Usan was about to argue against such an action when he was halted by the low, rumbling sound of an engine.

He looked skyward, and there, one of the enemy’s small planes, like the one he had seen fly over Meinbach a week before, sped across his vision, across the battle line, and straight toward the Chaldiran.


The Smooth Operator


Tuva flew as close as she was willing to get, then banked right. She heard a pop and saw a flash of fire and smoke from the gondola as someone in there took a shot at her. It missed by a mile, and Tuva forced herself not to laugh and make an obscene gesture in the gondola’s general direction. It never hurt to rankle the enemy, but this was serious business. Men were dying on the ground below them, and her duties flying above it all were equally serious.

Tuva banked right. She’d take a quick look at what’s going on in the center, and then swing back around and examine those columns of enemy cavalry.


Southern battle line


Colonel Friedrick Burkenfeld of First Cavalry was annoyed. Not because of General von Mercy’s decision to promote Gerhardt Renz to be field general over himself…well, all right, that was annoying, and in Friedrick’s mind, more than insulting. Right now, however, his biggest annoyance was the fact that Colonel Zelikovich seemed resigned to ignore his request to seize the stone wall.

What a fool!

But that was what happened, he knew, when you put an inexperienced, untested army into the field. True, the enemy probably had as many green troops as the Sunrise; the Wallachians had been an Ottoman vassal state for a long time, and their involvement with European wars had been minimal at best over the last few decades. But what did the Wallachians have that the Sunrise didn’t?

Turks. Lots of them.

“What are your orders, Colonel?” Burkenfeld’s aide-de-camp asked as they emerged from the tree line and into a small opening of rolling hills and farmland.

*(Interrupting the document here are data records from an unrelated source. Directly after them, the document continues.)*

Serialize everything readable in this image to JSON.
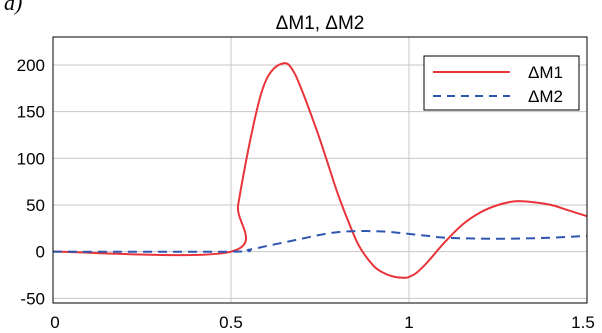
{
  "panel_label": "a)",
  "chart_data": {
    "type": "line",
    "title": "ΔM1, ΔM2",
    "xlabel": "",
    "ylabel": "",
    "xlim": [
      0,
      1.5
    ],
    "ylim": [
      -55,
      230
    ],
    "xticks": [
      0,
      0.5,
      1,
      1.5
    ],
    "xtick_labels": [
      "0",
      "0.5",
      "1",
      "1.5"
    ],
    "yticks": [
      -50,
      0,
      50,
      100,
      150,
      200
    ],
    "ytick_labels": [
      "-50",
      "0",
      "50",
      "100",
      "150",
      "200"
    ],
    "grid": true,
    "legend_position": "top-right",
    "series": [
      {
        "name": "ΔM1",
        "color": "#e8343a",
        "dash": "solid",
        "x": [
          0,
          0.5,
          0.52,
          0.55,
          0.58,
          0.6,
          0.62,
          0.64,
          0.66,
          0.68,
          0.7,
          0.72,
          0.75,
          0.78,
          0.8,
          0.83,
          0.86,
          0.9,
          0.93,
          0.96,
          0.99,
          1.0,
          1.02,
          1.05,
          1.1,
          1.15,
          1.2,
          1.25,
          1.3,
          1.35,
          1.4,
          1.45,
          1.5
        ],
        "y": [
          0,
          0,
          50,
          112,
          163,
          185,
          196,
          201,
          201,
          190,
          172,
          152,
          120,
          85,
          62,
          32,
          6,
          -15,
          -23,
          -27,
          -28,
          -27,
          -23,
          -12,
          10,
          29,
          42,
          50,
          54,
          53,
          50,
          44,
          38
        ]
      },
      {
        "name": "ΔM2",
        "color": "#2f56b0",
        "dash": "dashed",
        "x": [
          0,
          0.5,
          0.55,
          0.6,
          0.65,
          0.7,
          0.75,
          0.8,
          0.85,
          0.9,
          0.95,
          1.0,
          1.05,
          1.1,
          1.2,
          1.3,
          1.4,
          1.5
        ],
        "y": [
          0,
          0,
          2,
          6,
          10,
          14,
          18,
          21,
          22,
          22,
          21,
          19,
          17,
          15,
          14,
          14,
          15,
          17
        ]
      }
    ]
  }
}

Burkenfeld reined his restless horse to a stop and surveyed the ground. Beautiful country, indeed, was this Transylvanian plateau. But rises and dips in the terrain made it difficult to know for sure where enemy cavalry were deploying and when it would strike. The only reliable sense in a time like this was one’s hearing, and even that was hampered by the relentless gunfire just a mile away.

“What companies are deploying to the left flank?” he asked.

“Shaffenburg’s, Vizthum’s, Salm’s, Raabe’s, and Lapierre’s, sir. Nearly five hundred horse, as ordered.”

Burkenfeld nodded. “You make sure Vizthum’s dragoons dismount and deploy. Tell him to find a good clump of trees or hillocks and hold those Ottoman bastards at bay, you hear?”

“Yes, sir.”

“And send for Captain Gayling.” Burkenfeld dismounted, handing the reins over to his personal aide. “Tell him to bring his dragoons and deploy here, right where we stand. If Colonel Zelikovich refuses to defend his position, then we will.”